Monday, December 13, 2010

Joseph Cardinal Ratzinger on the term "People of God" and...

... the real meaning and purpose of "hierarchy", from Salt of the Earth: The Church at the End of the Millennium, by Joseph Cardinal Ratzinger, an Interview with Peter Seewald (Ignatius Press, 1997):

We Are the People of God

The term "people of God" is understood today as the idea of an autonomy vis-à-vis the official Church. The motto is "we are the people", and what the people says has to be done. On the other hand, there is also the expression "vox populi, vox Dei". How do you understand this term?

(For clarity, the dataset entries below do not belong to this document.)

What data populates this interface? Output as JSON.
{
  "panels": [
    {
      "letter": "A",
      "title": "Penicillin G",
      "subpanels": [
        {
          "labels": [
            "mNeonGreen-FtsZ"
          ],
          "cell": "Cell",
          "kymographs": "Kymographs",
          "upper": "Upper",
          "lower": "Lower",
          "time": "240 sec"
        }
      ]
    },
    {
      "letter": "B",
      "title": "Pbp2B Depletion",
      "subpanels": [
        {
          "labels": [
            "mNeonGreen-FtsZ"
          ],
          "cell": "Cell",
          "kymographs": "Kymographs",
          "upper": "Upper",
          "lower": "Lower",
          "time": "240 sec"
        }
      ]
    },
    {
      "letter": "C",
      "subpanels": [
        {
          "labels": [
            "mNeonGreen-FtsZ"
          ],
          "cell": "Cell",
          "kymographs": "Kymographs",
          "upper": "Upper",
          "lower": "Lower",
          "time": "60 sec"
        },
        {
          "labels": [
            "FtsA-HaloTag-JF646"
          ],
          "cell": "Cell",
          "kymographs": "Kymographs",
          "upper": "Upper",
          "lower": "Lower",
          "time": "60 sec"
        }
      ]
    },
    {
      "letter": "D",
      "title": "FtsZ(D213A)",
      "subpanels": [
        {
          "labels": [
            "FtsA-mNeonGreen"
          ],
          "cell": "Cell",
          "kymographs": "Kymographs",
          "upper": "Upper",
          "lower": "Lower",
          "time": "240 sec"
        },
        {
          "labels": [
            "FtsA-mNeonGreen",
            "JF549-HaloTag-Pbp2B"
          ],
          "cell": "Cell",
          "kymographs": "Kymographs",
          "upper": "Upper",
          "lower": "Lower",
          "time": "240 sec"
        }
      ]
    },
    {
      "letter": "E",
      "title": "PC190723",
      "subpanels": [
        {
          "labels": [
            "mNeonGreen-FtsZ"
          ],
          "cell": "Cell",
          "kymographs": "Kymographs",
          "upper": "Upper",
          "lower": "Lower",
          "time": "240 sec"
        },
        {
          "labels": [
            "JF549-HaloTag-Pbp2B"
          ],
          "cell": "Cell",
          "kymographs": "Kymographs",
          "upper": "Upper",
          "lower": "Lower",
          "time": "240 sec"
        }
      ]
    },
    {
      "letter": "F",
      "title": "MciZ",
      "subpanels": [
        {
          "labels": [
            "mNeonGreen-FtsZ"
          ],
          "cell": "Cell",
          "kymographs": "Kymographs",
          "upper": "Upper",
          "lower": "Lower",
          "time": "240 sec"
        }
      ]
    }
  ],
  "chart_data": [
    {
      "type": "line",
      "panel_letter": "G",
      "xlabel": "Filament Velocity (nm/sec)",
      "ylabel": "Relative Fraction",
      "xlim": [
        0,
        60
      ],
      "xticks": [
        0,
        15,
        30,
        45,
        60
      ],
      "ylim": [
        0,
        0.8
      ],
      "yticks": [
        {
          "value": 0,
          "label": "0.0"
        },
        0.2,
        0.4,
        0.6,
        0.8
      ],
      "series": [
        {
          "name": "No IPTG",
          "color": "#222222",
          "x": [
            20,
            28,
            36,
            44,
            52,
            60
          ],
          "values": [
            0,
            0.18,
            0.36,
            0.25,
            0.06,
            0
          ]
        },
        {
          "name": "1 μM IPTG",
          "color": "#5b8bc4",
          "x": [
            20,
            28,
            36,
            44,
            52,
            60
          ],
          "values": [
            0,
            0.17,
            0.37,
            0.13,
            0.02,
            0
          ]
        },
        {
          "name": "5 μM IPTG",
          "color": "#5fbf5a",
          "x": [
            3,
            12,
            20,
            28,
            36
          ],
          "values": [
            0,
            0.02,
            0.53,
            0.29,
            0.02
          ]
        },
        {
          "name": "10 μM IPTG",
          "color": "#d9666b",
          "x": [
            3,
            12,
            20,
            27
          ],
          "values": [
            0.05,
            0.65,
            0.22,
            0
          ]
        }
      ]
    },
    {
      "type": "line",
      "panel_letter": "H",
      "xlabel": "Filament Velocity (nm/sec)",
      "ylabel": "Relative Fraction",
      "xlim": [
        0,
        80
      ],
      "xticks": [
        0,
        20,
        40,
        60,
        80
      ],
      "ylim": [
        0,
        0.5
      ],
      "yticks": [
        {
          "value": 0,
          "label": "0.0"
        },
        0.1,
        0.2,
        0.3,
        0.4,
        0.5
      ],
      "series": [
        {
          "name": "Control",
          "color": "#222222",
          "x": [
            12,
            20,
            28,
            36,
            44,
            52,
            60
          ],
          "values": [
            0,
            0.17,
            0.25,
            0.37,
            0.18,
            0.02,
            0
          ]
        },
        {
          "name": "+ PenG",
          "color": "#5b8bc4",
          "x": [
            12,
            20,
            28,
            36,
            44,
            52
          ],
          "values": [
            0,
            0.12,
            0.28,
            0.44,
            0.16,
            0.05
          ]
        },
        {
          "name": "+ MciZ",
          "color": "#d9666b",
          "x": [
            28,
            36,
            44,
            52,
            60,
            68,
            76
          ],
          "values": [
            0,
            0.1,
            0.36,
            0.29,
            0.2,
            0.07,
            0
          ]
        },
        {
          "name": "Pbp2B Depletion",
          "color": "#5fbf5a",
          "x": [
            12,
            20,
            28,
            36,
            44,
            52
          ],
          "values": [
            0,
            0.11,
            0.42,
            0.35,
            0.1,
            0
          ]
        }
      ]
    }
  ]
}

If we are theologians and believers, we listen first to what the Bible says. In other words, we ourselves can't invent the major concepts: "Who is God?" "What is the Church?" "grace", and so forth. The gift of faith consists precisely in the fact that there is a prior given. The term "people of God" is a biblical one. The biblical use is thus also normative for how we might use it. It is first and essentially an Old Testament term; the term "people" comes long before the era of nations and is connected more with the clan, with the family.

Above all it is a relational term. More recent exegesis has made this very clear. Israel is not the people of God when it acts simply as a political nation. It becomes the people of God by turning to God. It is the people of God only in relation, in turning to God, and in Israel turning to God consists in submission to the Torah. In this sense, the idea of "people of God" in the Old Testament includes, first, the election of Israel by God, who chooses it for no merit of its own, despite the fact that it is not a great or significant people but one of the smallest of the peoples, who chooses it out of love and thus bestows his love upon it. Second, it includes the acceptance of this love, and concretely this means submission to the Torah. Only in this submission, which places Israel in relation to God, is it the people of God.

In the New Testament, the concept "people of God" (with perhaps one or two exceptions) refers only to Israel, that is, to the people of the Old Covenant. It is not a concept that applies directly to the Church. However, the Church is understood as the continuation of Israel, although Christians don't descend directly from Abraham and thus actually don't belong to this people. They enter into it, says the New Testament, by their descent from Christ and thereby also become children of Abraham. Thus, whoever belongs to Christ belongs to the people of God. One could say that the term "Torah" is replaced by the person of Christ, and, in this sense, the "people of God" category, though not applied directly to the new people, is tied to communion with Christ and to living like Christ and with Christ, or, as Saint Paul says, "hav[ing] the mind of Christ" (Phil 2:5). Paul goes on to describe the "mind of Christ" with the words: "He became obedient unto death on the cross." Only when we understand the term "people of God" in its biblical usage do we use it in a Christian way. Everything else is an extra-Christian construction that misses the real core and is, in my opinion, also a product of arrogance. Which of us can say that we are the people of God, while the others perhaps are not.